「先輩たちとの幸せな時間が30代への助走になりました」井上 順(俳優・歌手・タレント)
僕は3人きょうだいの末っ子で、ある日、知り合いの家に両親と遊びに行ったら、年上のお兄さんたちがバンド演奏をしていた。「テレビで見た世界だ!」と興奮して、学校が終わると毎日通うようになりました。それが「六本木野獣会」です。映画、テレビ、ファッション、いろんな夢を持つ若者の集まりで、田辺靖雄*さん、中尾彬さん、大原麗子さん、素敵な先輩たちがいました。俳優の峰岸徹さんは僕の兄貴分で、ご実家の有名料亭に行くとごはんが美味しくてね。幸せでした。
その頃の六本木は都電が走っていて、八百屋さんや魚屋さんの隣にハンバーガー屋さんがあったり、映画「アメリカン・グラフィティ」みたいな雰囲気もある街でしたね。それから16歳で「ザ・スパイダース」に入りました。当時はゆるい時代で、バンドにビジネスという意識はありませんでした。スパイダースを作った田邉昭知さんは、プレスリーみたいにスターがひとりで魅せる音楽じゃなく全員で歌うバンドをやりたいと考えて、メンバーに堺正章さんやかまやつひろしさんを入れて6人にし、どうせならラッキー7にしたいと、たまたま僕に声をかけてくれた。僕はおまけなんです(笑)。
すぐに売れたわけじゃないですよ。日本はまだ演歌、歌謡曲が主流で、2年ほどして「夕陽が泣いている」などの曲で人気が出て、ようやく僕らが出ているジャズ喫茶が満員になった。驚いたのは、ヨーロッパに武者修行に出て、パリやロンドンで演奏したりテレビに出たりして羽田空港に帰って来たとき。飛行機の窓の外を見たら「おかえりなさい、スパイダース」と横断幕を持ったファンの人たちがデッキに集まっていて、僕らが外に出たとたん「ウォー!」と地響きみたいな歓声が上がったんです。人気グループになったんだなと初めて実感しました。
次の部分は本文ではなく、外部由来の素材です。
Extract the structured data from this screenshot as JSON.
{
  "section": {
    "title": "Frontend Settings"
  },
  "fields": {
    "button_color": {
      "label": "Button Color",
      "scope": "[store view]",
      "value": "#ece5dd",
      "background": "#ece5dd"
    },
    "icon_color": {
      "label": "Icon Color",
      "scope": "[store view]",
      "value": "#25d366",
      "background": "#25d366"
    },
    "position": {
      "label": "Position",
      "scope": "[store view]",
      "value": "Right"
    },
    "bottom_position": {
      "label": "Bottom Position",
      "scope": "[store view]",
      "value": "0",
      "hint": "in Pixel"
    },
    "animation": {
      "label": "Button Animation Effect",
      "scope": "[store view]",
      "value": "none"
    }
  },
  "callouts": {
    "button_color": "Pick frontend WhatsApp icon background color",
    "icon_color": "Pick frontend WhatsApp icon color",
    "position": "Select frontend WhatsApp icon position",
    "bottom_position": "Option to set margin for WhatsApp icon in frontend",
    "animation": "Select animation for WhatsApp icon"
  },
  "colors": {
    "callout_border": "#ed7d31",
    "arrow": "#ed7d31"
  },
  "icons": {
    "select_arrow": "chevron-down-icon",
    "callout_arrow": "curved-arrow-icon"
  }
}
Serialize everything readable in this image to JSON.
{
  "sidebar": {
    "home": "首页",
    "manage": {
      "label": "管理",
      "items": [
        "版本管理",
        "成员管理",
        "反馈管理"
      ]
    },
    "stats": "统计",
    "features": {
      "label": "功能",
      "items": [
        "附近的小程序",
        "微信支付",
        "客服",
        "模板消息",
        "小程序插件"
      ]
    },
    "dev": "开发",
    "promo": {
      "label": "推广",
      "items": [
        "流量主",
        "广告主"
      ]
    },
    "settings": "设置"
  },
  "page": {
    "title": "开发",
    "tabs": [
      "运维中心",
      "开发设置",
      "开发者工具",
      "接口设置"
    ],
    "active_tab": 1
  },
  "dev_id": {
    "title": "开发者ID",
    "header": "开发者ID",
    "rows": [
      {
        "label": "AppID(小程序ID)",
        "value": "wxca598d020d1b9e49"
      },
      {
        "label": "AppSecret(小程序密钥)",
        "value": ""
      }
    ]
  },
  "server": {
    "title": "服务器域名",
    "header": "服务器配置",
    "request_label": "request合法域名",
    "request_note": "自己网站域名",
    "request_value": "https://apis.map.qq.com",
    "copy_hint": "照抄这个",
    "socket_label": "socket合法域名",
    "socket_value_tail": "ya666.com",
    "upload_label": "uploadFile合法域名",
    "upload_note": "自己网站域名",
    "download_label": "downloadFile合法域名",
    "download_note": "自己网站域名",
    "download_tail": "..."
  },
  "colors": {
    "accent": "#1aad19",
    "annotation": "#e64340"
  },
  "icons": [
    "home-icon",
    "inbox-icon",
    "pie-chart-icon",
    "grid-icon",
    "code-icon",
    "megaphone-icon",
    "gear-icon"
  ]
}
スパイダースが解散したとき、僕は23歳でした。世の中はフォークとかポップスとか、新しい音楽を求め始めていた。個人の仕事も増え、みんなが前に進むための解散でした。でも僕だけは、解散しなくてもいいと思ってた。やっぱり僕はプロじゃないんだね。一番年下だから先輩みんなに優しくしてもらって、部活のノリで毎日楽しくてしょうがなかった。
幸い僕にも、素敵な仕事が来ました。「夜のヒットスタジオ」の司会です。生放送で演歌、歌謡曲、ポップス、全部ありで、お年寄りから若い子まで見られる。こんなすごい番組で司会ができたのも、相手役の芳村真理*さんがいてくれたから。真理さんの華やかな衣装にツッコミを入れると、絶妙なリアクションで応えてくれました。出演者は、僕がアナウンサーじゃなく歌手仲間で、気持ちがわかることを喜んでくれました。緊張している新人にも、リハーサルで会話しながら「本番ではこんなこと言うかも」と伝えておくと、気が楽になるようで。サザンオールスターズから「初めて『夜ヒット』に出たときの対応は忘れられません」と感謝されたこともあります。
力もない僕が芸能界でやってこられたのは、出会いに恵まれたから。それは「先輩を敬いなさい」と教えてくれた両親のおかげです。もっとも20代は毎日やること覚えることで精いっぱいで、30代になってやっとプロの入り口に立った気もする。それも僕らしいのかな(笑)。